A number of major problems remain. Here are two.
First is the assumption that more is worse. This may be true, and certainly polypharmacy is both hazardous and responsible for substantial morbidity. However, although many trials exclude people with multi-morbidity, the absolute risks faced by the very elderly may be greater than for patients included in trials. So the benefits may be greater too. We often just don’t know. But we certainly shouldn’t assume we shouldn’t be treating people just because they’re old and frail. Surprisingly, polypharmacy doesn’t seem to be a risk factor for unscheduled hospital admission in highly multi-morbid patients.

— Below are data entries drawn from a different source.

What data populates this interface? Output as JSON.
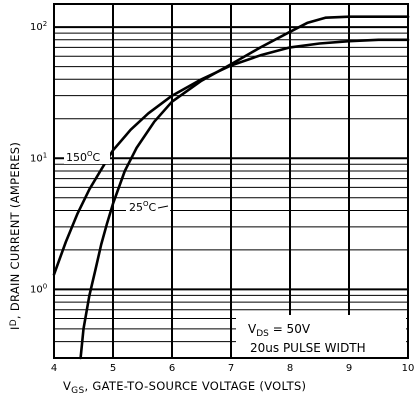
{
  "chart_data": {
    "type": "line",
    "title": "",
    "xlabel_main": "V",
    "xlabel_sub": "GS",
    "xlabel_rest": ", GATE-TO-SOURCE VOLTAGE (VOLTS)",
    "ylabel_main": "I",
    "ylabel_sub": "D",
    "ylabel_rest": ", DRAIN CURRENT (AMPERES)",
    "xlim": [
      4,
      10
    ],
    "ylim": [
      0.3,
      150
    ],
    "y_scale": "log",
    "grid": true,
    "x_ticks": [
      "4",
      "5",
      "6",
      "7",
      "8",
      "9",
      "10"
    ],
    "y_ticks": [
      {
        "base": "10",
        "exp": "0"
      },
      {
        "base": "10",
        "exp": "1"
      },
      {
        "base": "10",
        "exp": "2"
      }
    ],
    "series": [
      {
        "name": "150°C",
        "x": [
          4.0,
          4.2,
          4.4,
          4.6,
          4.8,
          5.0,
          5.3,
          5.6,
          6.0,
          6.5,
          7.0,
          7.5,
          8.0,
          8.5,
          9.0,
          9.5,
          10.0
        ],
        "y": [
          1.3,
          2.3,
          3.8,
          5.8,
          8.2,
          11.5,
          16.5,
          22.0,
          30.0,
          40.0,
          51.0,
          61.0,
          70.0,
          75.0,
          78.0,
          80.0,
          80.0
        ]
      },
      {
        "name": "25°C",
        "x": [
          4.45,
          4.5,
          4.6,
          4.7,
          4.8,
          4.9,
          5.0,
          5.2,
          5.4,
          5.7,
          6.0,
          6.5,
          7.0,
          7.5,
          8.0,
          8.3,
          8.6,
          9.0,
          9.5,
          10.0
        ],
        "y": [
          0.3,
          0.5,
          0.9,
          1.4,
          2.2,
          3.2,
          4.5,
          8.0,
          12.0,
          19.0,
          27.0,
          39.0,
          52.0,
          70.0,
          92.0,
          108.0,
          118.0,
          120.0,
          120.0,
          120.0
        ]
      }
    ],
    "series_labels": [
      {
        "text": "150",
        "sup": "O",
        "unit": "C"
      },
      {
        "text": "25",
        "sup": "O",
        "unit": "C"
      }
    ],
    "annotation": {
      "line1_main": "V",
      "line1_sub": "DS",
      "line1_rest": " = 50V",
      "line2": "20us PULSE WIDTH"
    }
  }
}
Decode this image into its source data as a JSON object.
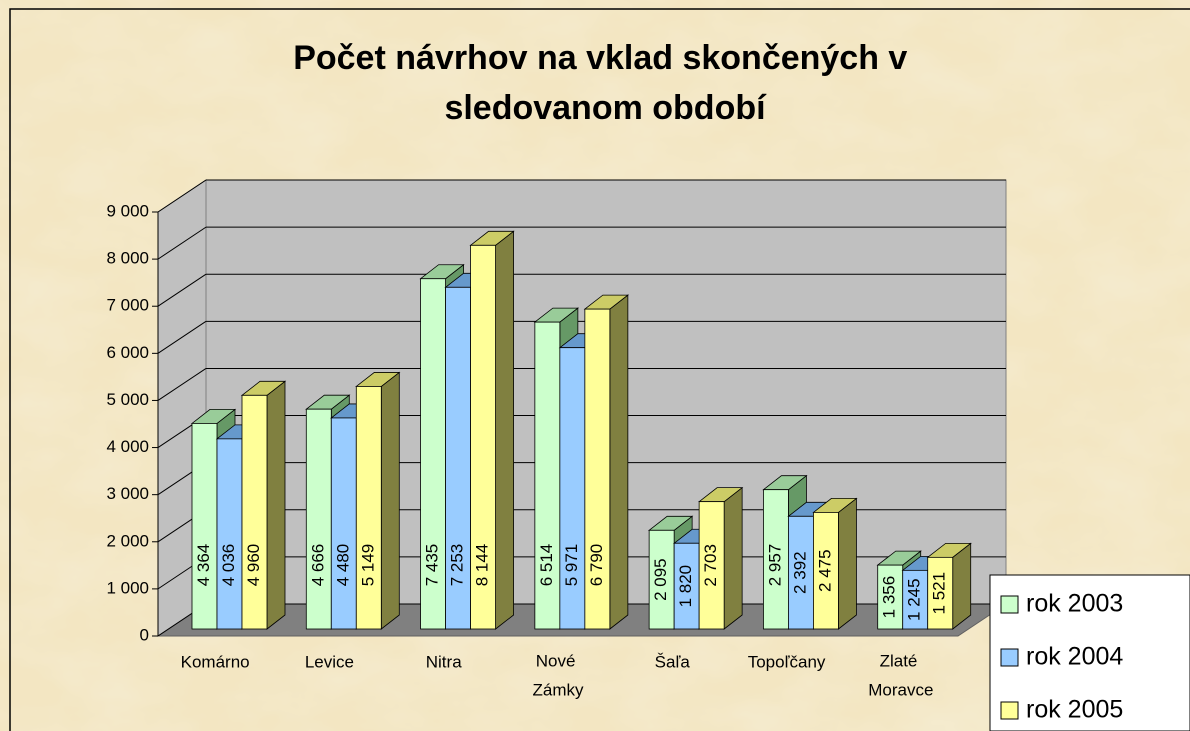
{
  "chart_data": {
    "type": "bar3d",
    "title": "Počet návrhov na vklad skončených v sledovanom období",
    "categories": [
      "Komárno",
      "Levice",
      "Nitra",
      "Nové Zámky",
      "Šaľa",
      "Topoľčany",
      "Zlaté Moravce"
    ],
    "series": [
      {
        "name": "rok 2003",
        "color": "#ccffcc",
        "values": [
          4364,
          4666,
          7435,
          6514,
          2095,
          2957,
          1356
        ],
        "value_labels": [
          "4 364",
          "4 666",
          "7 435",
          "6 514",
          "2 095",
          "2 957",
          "1 356"
        ]
      },
      {
        "name": "rok 2004",
        "color": "#99ccff",
        "values": [
          4036,
          4480,
          7253,
          5971,
          1820,
          2392,
          1245
        ],
        "value_labels": [
          "4 036",
          "4 480",
          "7 253",
          "5 971",
          "1 820",
          "2 392",
          "1 245"
        ]
      },
      {
        "name": "rok 2005",
        "color": "#ffff99",
        "values": [
          4960,
          5149,
          8144,
          6790,
          2703,
          2475,
          1521
        ],
        "value_labels": [
          "4 960",
          "5 149",
          "8 144",
          "6 790",
          "2 703",
          "2 475",
          "1 521"
        ]
      }
    ],
    "ylim": [
      0,
      9000
    ],
    "yticks": [
      0,
      {
        "value": 1000,
        "label": "1 000"
      },
      {
        "value": 2000,
        "label": "2 000"
      },
      {
        "value": 3000,
        "label": "3 000"
      },
      {
        "value": 4000,
        "label": "4 000"
      },
      {
        "value": 5000,
        "label": "5 000"
      },
      {
        "value": 6000,
        "label": "6 000"
      },
      {
        "value": 7000,
        "label": "7 000"
      },
      {
        "value": 8000,
        "label": "8 000"
      },
      {
        "value": 9000,
        "label": "9 000"
      }
    ],
    "grid": true,
    "legend": "bottom-right"
  }
}
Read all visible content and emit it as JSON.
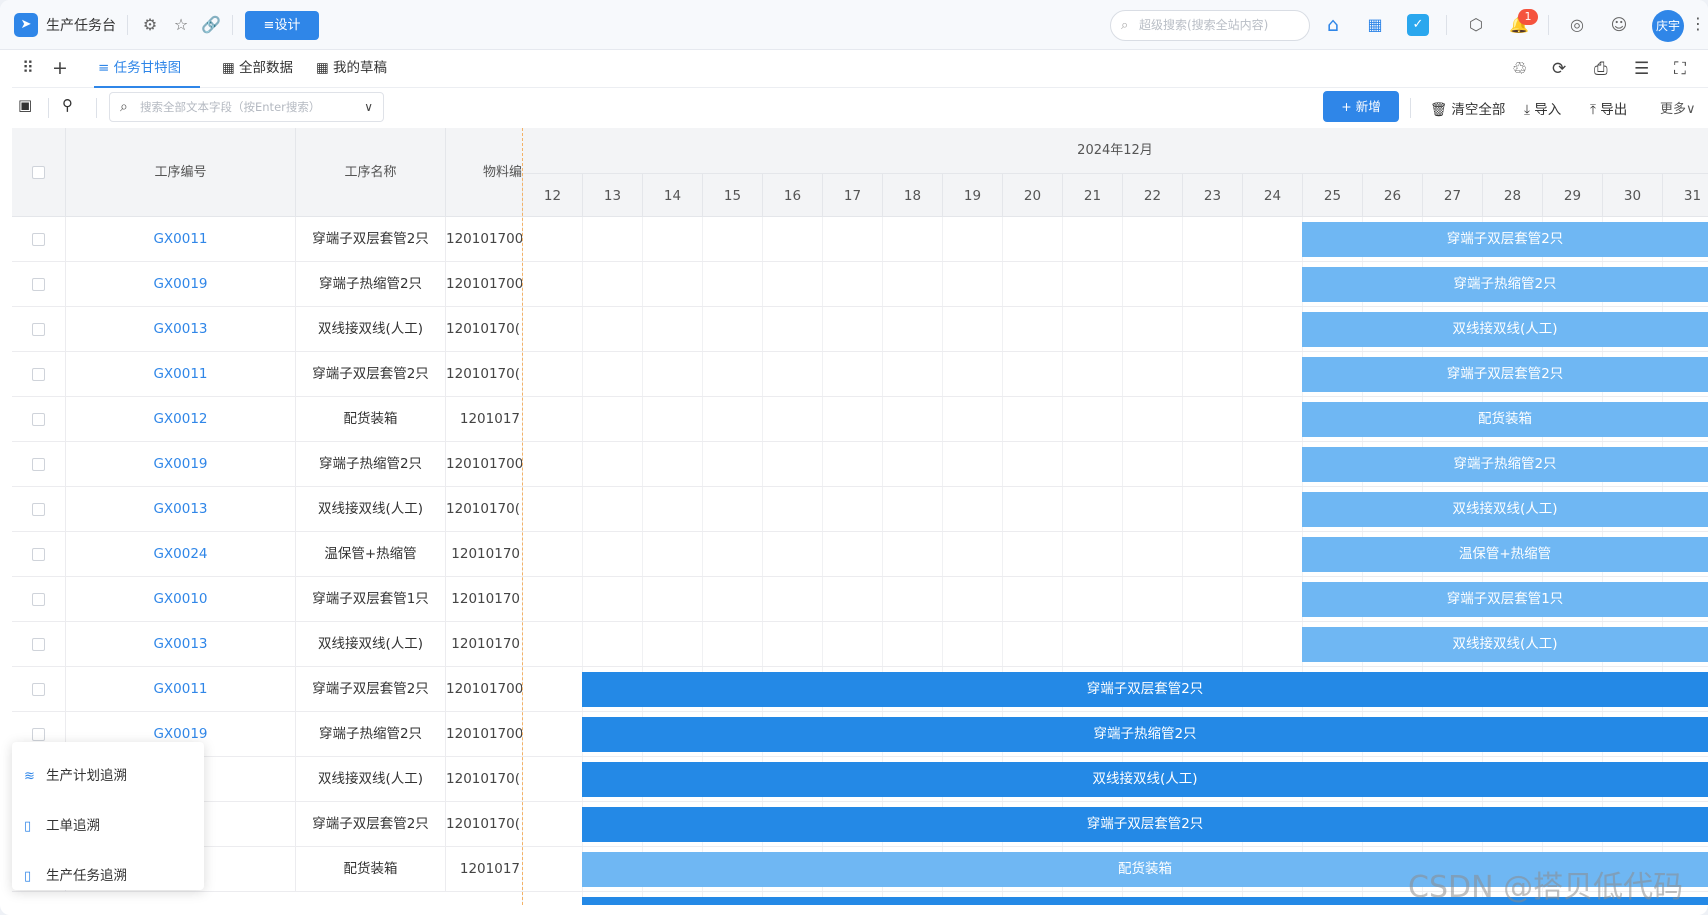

Second, a primary care physician may be uneasy about the patient in front of him on 15 medications, but it’s hard to know which one to stop. Which diabetic patient doesn’t need tight glucose control? Which stroke patient doesn’t need close blood pressure monitoring? So it’s not only hard for the physician to know if he or she is providing the best care for people, it’s hard for other people to know too. Part of the reason that quality indicators for single diseases have gained such prominence (e.g. in P4P schemes) is that physicians increasingly have to demonstrate that they are providing high quality care. And that won’t go away just because our patients are becoming older and more complex.
So here’s a real challenge to the academic primary care community. We’ve exposed many of the weaknesses of single disease guidelines and quality indicators. But we haven’t put anything adequate in their place. We’ve opened up an intellectual space, but we haven’t filled it. No-one else is going to lead the way on this. It’s up to us, or the single disease paradigm will continue to dominate.